In later life, Feynman became a renowned teacher. The series of undergraduate lectures he gave at The California Institute of Technology (CalTech) between 1961 and 1963 have become legendary in the physics community. His exuberant style provided more than education; it was entertainment. As a result, CalTech physics undergraduates found their lectures crowded with students of other subjects, who had come to see a master at work. The lecture series became a set of books that are still an essential part of a physics student’s library.

Feynman’s unique personality was perhaps best exemplified while he was working on the atomic bomb at Los Alamos during the 1940s. Extremely sensitive military secrets, such as blueprints and information about radioactivity, were held in safes; “These new filing cabinets were an immediate challenge, naturally. I love puzzles.” Feynman worked hard at understanding the locks, going so far as to take apart his own, and spent hours practising the safe-cracking techniques he had developed himself.

He realised that the big safes, where the really important secrets were kept, had the same mechanism as the little ones in the offices, even though they looked more impressive. He opened some with no difficulty, nonchalantly picking the lock on mankind’s biggest secrets. Unfazed, and showing his passion for mischief, he left anonymous notes inside. He hung around to watch the warden go pale when he returned and found the messages. After leaving the warden to stew for a while, Feynman told him what had happened, with fear that he would be angry. Instead, he took Feynman in a delighted embrace because he was so relieved that the military secrets hadn’t been leaked.

In the semi-autobiographical book Surely You’re Joking, Mr Feynman!, Feynman’s astounding array of stories are recounted verbatim from recorded conversations he had with friend and film producer Ralph Leighton whilst they played bongos together. Feynman’s writing style is endearing; his childlike approach to life can seem naïve, but when one takes into account his incredible achievements, it seems difficult to argue with. What is most striking, both in his writing and in the accounts of his friends and family, is that Feynman never displayed a hint of arrogance. Instead, there is a constant air of bemusement at the high esteem in which others held him. It seems clear through his narrative that Feynman’s genius was so intrinsic to his being that he missed it completely.

All scientists can learn something from Feynman: to always approach science with passion, drive and vigour. Never be afraid to pursue a line of enquiry, even if it is for no more reason than interest, and never get down-hearted if you fail to understand something.
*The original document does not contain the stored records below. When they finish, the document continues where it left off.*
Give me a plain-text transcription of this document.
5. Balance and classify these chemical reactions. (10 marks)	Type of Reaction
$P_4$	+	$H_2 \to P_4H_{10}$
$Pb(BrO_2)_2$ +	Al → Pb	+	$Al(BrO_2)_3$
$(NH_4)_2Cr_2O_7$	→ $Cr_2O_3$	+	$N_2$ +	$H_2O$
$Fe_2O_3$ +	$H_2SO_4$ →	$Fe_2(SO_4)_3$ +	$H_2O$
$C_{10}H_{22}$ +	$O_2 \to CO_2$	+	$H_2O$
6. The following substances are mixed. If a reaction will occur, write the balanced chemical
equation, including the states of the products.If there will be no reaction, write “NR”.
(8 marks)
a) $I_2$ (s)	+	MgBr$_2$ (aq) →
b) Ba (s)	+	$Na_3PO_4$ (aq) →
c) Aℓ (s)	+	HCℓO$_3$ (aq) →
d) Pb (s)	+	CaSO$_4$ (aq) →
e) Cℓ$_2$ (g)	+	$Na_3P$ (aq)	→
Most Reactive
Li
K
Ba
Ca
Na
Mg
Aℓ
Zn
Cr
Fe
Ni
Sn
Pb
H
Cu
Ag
Constantly seek to look at the same things in different ways, and maintain a clear mind at all times. For most of us, these things don’t come as easily, but at least we know what we’re aiming for.

Feynman died of cancer in 1988 – “I’d hate to die twice, it’s so boring” – but had left his mark on physics, and the world, forever. While his enthusiasm for life was universal, Feynman’s first love was always science, to which his work was an everlasting gift. His genius was summarised by fellow Nobel laureate Hans Bethe; “There are two types of genius. Ordinary geniuses do great things, but they leave you room to believe that you could do the same if only you worked hard enough. Then there are magicians, and you can have no idea how they do it. Feynman was a magician.”